Несколько дней спустя майор Айзексон читал узнику ответ Росса. Чтение продолжалось долго. Один раз он прервал на середине фразы и с минуту смотрел на Уайльда. Пауза была сделана в том месте, где Росс описывал восторги французской критики по поводу постановки «Саломеи» режиссером Люнь По в Театр дель Эвр. Видно было, что взгляд этот, меривший узника вдоль и поперек, тщетно пытается его исхудалую фигуру, облаченную в нелепый тиковый костюм, вставить в образ далекого волшебного Парижа, увидеть его среди позолоты и плюша театра, среди великолепия нарядных, благоухающих женщин. Майор Айзексон с досадою отвернулся от этого видения и единым духом закончил читать письмо. Он удивился, что Уайльд не двигается с места.
— Я хотел просить...
— Бумаги? Нет. В первом письме мне пришлась вырезать целый абзац. Вы жалуетесь на тюрьму. Это недопустимо.
Приближался к концу первый год заключения. Уайльда ободряла надежда, что оставшийся срок наказания отменят. Друзья усердно об этом хлопотали. Фрэнк Харрис встретился с председателем тюремной комиссии. Сэр Ивлин Рэглс Брайс сверх ожиданий выказал большое сочувствие. Но когда пришел отчет из Рэдинга с довольно длинным перечнем нарушений, допущенных С.З.З.,— конечно, одни пустяки: не соблюдает молчания, камера плохо убрана, утром опаздывает,— он заявил, что при таком положении вещей нельзя обращаться к министру. Он бы советовал подать петицию с подписями известных писателей, ученых, артистов. Достаточно будет двенадцати, даже десяти, только бы во главе стоял кто-либо действительно знаменитый, например, Мередит.

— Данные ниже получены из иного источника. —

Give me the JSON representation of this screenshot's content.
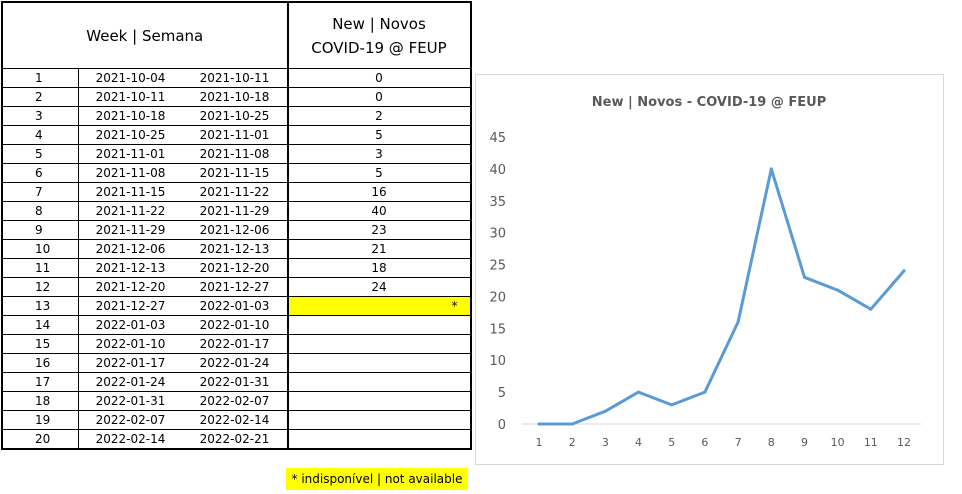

Мередит отказался. Вслед за ним — десять других Остался только Шоу, который слишком мало значил, чтобы помочь, но достаточно, чтобы повредить. После двух недель беготни Фрэнк Харрис убедился, что во всей Англии не найти нескольких выдающихся людей, которые бы признали, что следует убавить хотя бы полгода тюрьмы писателю, осужденному на два года тяжкого заточения. А прерафаэлит Хант, создатель знаменитой картины «Свет света», на которой Христос стучится в запертые двери, ответил, что, по его мнению, «правосудие поступило с О. У. чрезмерно милостиво».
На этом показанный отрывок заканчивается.